Doctors in South Africa have yet to notice any significant symptoms caused by the Omicron variant. Dr Rachel summarises, “So far, most Omicron-related cases have mild symptoms, such as sore throat, cough, or a mild fever.”
“That said, more information still needs to be collected given that the variant has just been detected,” cautions Dr Rachel. Additionally, the first group of patients in South Africa infected with the Omicron variant had been younger adults, who may already be less likely to fall severely ill. As such, researchers still require additional data before they can make a more confident conclusion.
What can we do to protect ourselves from Omicron?
“Get vaccinated,” emphasises Dr Rachel, “Or get your booster shot, if you’re eligible for it.”
“You should also continue complying with safe distancing measures, as well as practising good personal hygiene. All of this can help to cut down on your risk of being infected.” This includes washing and sanitising your hands regularly, avoiding touching your face unnecessarily, and wearing your mask when leaving home.
Are the vaccines effective against the Omicron variant?
“While researchers are still studying the impact of the Omicron variant, it is likely the variant will affect the vaccine’s effectiveness,” says Dr Rachel.

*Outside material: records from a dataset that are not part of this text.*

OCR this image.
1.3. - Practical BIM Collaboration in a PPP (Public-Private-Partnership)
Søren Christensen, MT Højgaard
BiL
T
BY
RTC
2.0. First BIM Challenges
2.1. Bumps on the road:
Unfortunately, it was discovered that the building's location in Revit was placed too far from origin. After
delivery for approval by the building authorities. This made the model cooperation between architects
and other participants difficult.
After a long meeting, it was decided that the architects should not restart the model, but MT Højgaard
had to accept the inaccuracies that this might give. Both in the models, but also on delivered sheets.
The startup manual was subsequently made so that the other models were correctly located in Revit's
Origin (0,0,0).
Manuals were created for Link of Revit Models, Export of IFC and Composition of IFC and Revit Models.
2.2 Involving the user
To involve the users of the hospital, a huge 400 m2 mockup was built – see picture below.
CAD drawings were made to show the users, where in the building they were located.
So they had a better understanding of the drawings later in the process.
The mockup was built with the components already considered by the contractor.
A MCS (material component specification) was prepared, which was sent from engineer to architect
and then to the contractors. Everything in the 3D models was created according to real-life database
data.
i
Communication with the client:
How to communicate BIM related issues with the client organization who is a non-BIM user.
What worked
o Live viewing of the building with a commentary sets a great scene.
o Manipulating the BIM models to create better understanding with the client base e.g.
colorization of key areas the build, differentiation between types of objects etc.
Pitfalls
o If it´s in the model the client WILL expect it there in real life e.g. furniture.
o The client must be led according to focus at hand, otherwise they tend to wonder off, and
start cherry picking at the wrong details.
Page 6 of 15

This is similar to what had been observed with the Delta variant, which was an earlier mutation of the coronavirus.
“However, early observations show that being vaccinated does still protect you better than being unvaccinated.” Vaccination can help in terms of decreasing the risk of being infected with COVID-19 as well as ensuring that symptoms are kept relatively mild, in the chance that you do fall ill.
What happens if I’m found positive with the Omicron variant?
“If you’re found to be positive with the Omicron variant, you’ll be treated at the National Centre for Infectious Diseases,” says Dr Rachel.
Patients will only be allowed to return home, once doctors have deemed them as no longer infectious. This is slightly different from the current default of the Home Recovery Programme, so as to prevent any further transmission.
Currently, there are no reported cases of Omicron in the community. It’s likely that this may change, as Singapore continues with the re-opening of our economy and travel borders. Fortunately, Singapore’s high vaccination rate and comprehensive booster shot programme should give us some form of security. Additionally, do continue to stay vigilant and look after your health with good personal hygiene practises!